I knew that calling the doctor was an option my father would never permit. "Stay away from that phone or I'll break your arm! You're going to have to be a lot tougher than that to get by in life." Unfortunately, Dad always took the long view of things. If you cried when you skinned your knees at seven, what kind of a man would you turn out to be at 27? Sickness was only another challenge to be overcome.
My father believed we simply couldn't afford to get sick and that illness was a form of moral weakness on our parts. For years on end he rose early in the morning and went to the factory with headaches, stomach aches, chills and the gamut of large and small maladies that befall mankind. "Sickness is mainly in your head," Dad would insist, while I usually tended to experience it farther south of my noggin. But I had to admire my father's iron willpower. He simply refused to get sick. Factory jobs were hard to come by and he didn't want to give his bosses any excuse to fire him. He was swift on his feet, so he tried to outrun sickness.

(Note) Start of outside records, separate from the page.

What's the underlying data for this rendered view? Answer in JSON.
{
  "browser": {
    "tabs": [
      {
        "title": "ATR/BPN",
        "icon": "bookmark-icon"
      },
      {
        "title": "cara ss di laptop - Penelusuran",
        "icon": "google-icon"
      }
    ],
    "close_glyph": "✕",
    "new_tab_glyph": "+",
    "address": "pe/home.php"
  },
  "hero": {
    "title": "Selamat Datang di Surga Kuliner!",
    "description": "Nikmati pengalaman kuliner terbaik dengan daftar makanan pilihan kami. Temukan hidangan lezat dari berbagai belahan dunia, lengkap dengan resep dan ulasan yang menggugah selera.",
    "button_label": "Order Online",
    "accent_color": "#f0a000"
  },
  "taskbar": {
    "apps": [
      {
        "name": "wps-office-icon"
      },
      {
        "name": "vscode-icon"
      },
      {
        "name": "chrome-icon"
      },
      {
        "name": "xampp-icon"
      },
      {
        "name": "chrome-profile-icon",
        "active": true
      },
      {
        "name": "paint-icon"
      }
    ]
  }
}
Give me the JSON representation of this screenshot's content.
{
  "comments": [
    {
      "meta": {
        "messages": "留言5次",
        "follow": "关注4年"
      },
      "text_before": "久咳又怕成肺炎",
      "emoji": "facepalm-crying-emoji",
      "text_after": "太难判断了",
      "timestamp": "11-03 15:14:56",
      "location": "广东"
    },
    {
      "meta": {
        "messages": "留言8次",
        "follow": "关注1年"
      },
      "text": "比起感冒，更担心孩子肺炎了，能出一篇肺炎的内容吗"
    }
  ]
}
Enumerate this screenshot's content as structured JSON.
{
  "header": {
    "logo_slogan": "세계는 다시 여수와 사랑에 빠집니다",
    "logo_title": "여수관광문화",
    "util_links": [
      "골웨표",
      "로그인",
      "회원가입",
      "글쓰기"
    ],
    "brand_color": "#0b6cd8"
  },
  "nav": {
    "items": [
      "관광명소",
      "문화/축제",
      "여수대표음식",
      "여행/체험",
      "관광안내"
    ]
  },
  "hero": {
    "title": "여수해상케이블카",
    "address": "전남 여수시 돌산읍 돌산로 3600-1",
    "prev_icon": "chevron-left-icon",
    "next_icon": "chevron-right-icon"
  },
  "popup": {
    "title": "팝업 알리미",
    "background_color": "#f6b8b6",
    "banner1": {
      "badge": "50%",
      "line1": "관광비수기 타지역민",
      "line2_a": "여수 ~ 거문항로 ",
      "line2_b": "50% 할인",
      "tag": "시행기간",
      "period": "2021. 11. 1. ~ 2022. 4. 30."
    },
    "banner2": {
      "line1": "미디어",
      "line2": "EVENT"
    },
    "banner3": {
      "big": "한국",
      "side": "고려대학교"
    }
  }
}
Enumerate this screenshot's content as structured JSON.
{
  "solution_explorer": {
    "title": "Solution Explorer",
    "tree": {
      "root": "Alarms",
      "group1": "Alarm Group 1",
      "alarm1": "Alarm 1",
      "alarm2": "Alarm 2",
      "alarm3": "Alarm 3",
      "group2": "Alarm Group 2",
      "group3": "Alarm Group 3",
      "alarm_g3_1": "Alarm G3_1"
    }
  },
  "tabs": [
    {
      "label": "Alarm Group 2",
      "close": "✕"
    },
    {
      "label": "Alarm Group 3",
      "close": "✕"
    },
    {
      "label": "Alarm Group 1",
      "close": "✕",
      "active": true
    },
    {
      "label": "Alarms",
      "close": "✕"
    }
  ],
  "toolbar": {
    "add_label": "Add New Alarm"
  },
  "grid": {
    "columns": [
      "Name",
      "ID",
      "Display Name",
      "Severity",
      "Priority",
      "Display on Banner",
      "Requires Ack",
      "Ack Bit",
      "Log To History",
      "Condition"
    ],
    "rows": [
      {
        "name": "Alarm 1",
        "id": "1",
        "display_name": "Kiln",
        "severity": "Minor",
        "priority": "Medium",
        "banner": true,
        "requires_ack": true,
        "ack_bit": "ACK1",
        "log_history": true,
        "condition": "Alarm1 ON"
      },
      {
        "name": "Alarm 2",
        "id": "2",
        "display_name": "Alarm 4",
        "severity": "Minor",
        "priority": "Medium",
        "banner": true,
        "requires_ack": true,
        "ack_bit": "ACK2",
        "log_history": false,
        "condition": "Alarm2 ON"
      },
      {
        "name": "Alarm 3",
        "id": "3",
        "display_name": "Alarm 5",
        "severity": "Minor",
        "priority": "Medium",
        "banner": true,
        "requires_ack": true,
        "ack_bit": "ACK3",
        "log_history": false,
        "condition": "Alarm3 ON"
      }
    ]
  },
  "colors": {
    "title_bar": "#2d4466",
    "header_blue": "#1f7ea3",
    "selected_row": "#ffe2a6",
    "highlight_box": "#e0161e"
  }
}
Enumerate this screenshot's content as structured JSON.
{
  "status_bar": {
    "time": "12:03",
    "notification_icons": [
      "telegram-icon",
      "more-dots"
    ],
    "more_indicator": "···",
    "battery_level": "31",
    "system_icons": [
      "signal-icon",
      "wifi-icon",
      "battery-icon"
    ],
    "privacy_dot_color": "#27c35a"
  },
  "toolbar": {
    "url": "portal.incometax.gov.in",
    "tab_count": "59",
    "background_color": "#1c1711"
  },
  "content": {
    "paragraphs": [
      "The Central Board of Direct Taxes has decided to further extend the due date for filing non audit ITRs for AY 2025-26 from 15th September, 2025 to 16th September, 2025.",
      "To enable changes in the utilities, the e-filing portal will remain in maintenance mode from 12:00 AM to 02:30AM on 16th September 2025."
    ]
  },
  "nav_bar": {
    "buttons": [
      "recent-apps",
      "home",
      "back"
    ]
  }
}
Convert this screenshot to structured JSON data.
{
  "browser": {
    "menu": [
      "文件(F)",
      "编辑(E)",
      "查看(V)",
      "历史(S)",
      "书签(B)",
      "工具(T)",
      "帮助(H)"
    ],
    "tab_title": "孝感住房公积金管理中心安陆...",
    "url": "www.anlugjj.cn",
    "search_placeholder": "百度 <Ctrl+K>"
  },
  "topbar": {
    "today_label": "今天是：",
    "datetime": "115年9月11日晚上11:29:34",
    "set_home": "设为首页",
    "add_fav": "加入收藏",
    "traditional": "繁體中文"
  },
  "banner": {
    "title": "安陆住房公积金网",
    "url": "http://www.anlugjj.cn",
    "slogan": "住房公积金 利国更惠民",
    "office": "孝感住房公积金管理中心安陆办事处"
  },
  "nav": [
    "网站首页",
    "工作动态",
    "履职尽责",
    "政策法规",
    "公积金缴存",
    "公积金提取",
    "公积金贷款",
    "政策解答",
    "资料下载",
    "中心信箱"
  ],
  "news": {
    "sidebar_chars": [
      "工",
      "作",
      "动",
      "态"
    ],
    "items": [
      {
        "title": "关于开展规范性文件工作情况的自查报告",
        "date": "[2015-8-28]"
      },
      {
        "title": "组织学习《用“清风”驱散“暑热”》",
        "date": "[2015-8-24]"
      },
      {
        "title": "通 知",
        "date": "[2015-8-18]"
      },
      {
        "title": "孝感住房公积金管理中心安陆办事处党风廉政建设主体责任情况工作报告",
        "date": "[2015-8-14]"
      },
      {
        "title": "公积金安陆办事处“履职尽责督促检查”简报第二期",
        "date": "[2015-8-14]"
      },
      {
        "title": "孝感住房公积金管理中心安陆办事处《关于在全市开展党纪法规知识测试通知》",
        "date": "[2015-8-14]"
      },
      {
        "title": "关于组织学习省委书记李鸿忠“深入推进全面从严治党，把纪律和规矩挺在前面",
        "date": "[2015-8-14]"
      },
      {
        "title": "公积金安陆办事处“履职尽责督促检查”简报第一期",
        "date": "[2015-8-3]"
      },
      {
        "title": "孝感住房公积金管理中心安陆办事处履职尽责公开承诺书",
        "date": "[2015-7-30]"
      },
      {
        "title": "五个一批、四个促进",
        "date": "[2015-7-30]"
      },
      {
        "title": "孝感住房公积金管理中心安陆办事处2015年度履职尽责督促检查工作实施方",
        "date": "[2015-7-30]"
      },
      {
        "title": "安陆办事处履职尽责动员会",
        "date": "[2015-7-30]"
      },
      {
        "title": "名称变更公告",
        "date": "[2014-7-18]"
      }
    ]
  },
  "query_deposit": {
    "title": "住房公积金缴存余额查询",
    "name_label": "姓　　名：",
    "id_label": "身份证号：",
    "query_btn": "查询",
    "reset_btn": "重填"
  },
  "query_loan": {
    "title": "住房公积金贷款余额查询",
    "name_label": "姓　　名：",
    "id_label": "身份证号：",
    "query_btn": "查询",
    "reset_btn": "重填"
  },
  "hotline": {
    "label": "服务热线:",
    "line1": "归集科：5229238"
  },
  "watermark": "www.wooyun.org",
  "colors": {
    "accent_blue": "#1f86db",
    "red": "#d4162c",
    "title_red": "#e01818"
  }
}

Dad also wasn't Dr. Marcus Welby when his children were ill. He lacked any bedside manner or a nurse's gentle touch. He didn't expect pity from the universe, and his response to adversity was to tough it out with gritted teeth. I fully believe that he actually scared any germs away.
The bathroom was another matter. It was a nice, pink tiled room with a built-in linen closet and a deep square tub. Despite the heavy usage by seven children, Mom kept the bathroom meticulously clean. But the infrastructure collapsed during the flu. As the victims piled up we sat in the darkened hallway outside the bathroom door moaning and begging the guy ahead of us to finish. Such pitiful wailing and gnashing of teeth! Bad enough to be sick but even worse when you had nowhere to relieve your agony. Mom passed out buckets, basins and bags. It was like a London air raid with everyone scrambling yet trying to maintain composure at the same time.
Dad had another solution for his weeping offspring. "Go out in the backyard. There's plenty of room and no one will bother you." Now in the year 2010 this may sound cruel or barbaric, but in 1950s Bridgeport, people had a less genteel view of human nature and the privacy of the individual. I remember going behind the garage with my brothers, all of us hurling in unison under the maple trees. The winter air actually felt bracing and the novelty was distracting if not especially palliative. Some of the worst times you share as a family contribute most to family humor and years of reminiscing.
Mother's attitude toward illness was different. She tended to us with gentle patience. The smallest children were held to her breast and rocked in the chair. She cooed to them and comforted them. I was filled with love for my mother when I watched her nurturing a sick child. Their pain seemed to hurt her, too. "There, there, I know your tummy hurts, but we'll make it better." We older children had to fend for ourselves as best as possible, but Mom made sure to make a fresh bed and tuck us in to endure our feverish discomfort. If our father denied illness through his strength of will, our mother absorbed it and carried our pain with her.
The worst part for me was watching my mother get sick. After tending to all of us to the point of exhaustion, she finally gave into her own illness and quietly closed the bedroom door behind her. It didn't seem to fair to me that somebody so good would have to suffer like the rest of us. She did so without drama or complaint. As with so many other thing, my mother and father showed us the way in life.
We recently had a flu run its course in our house -- three bathrooms for two people. Fifty years too late to make a difference.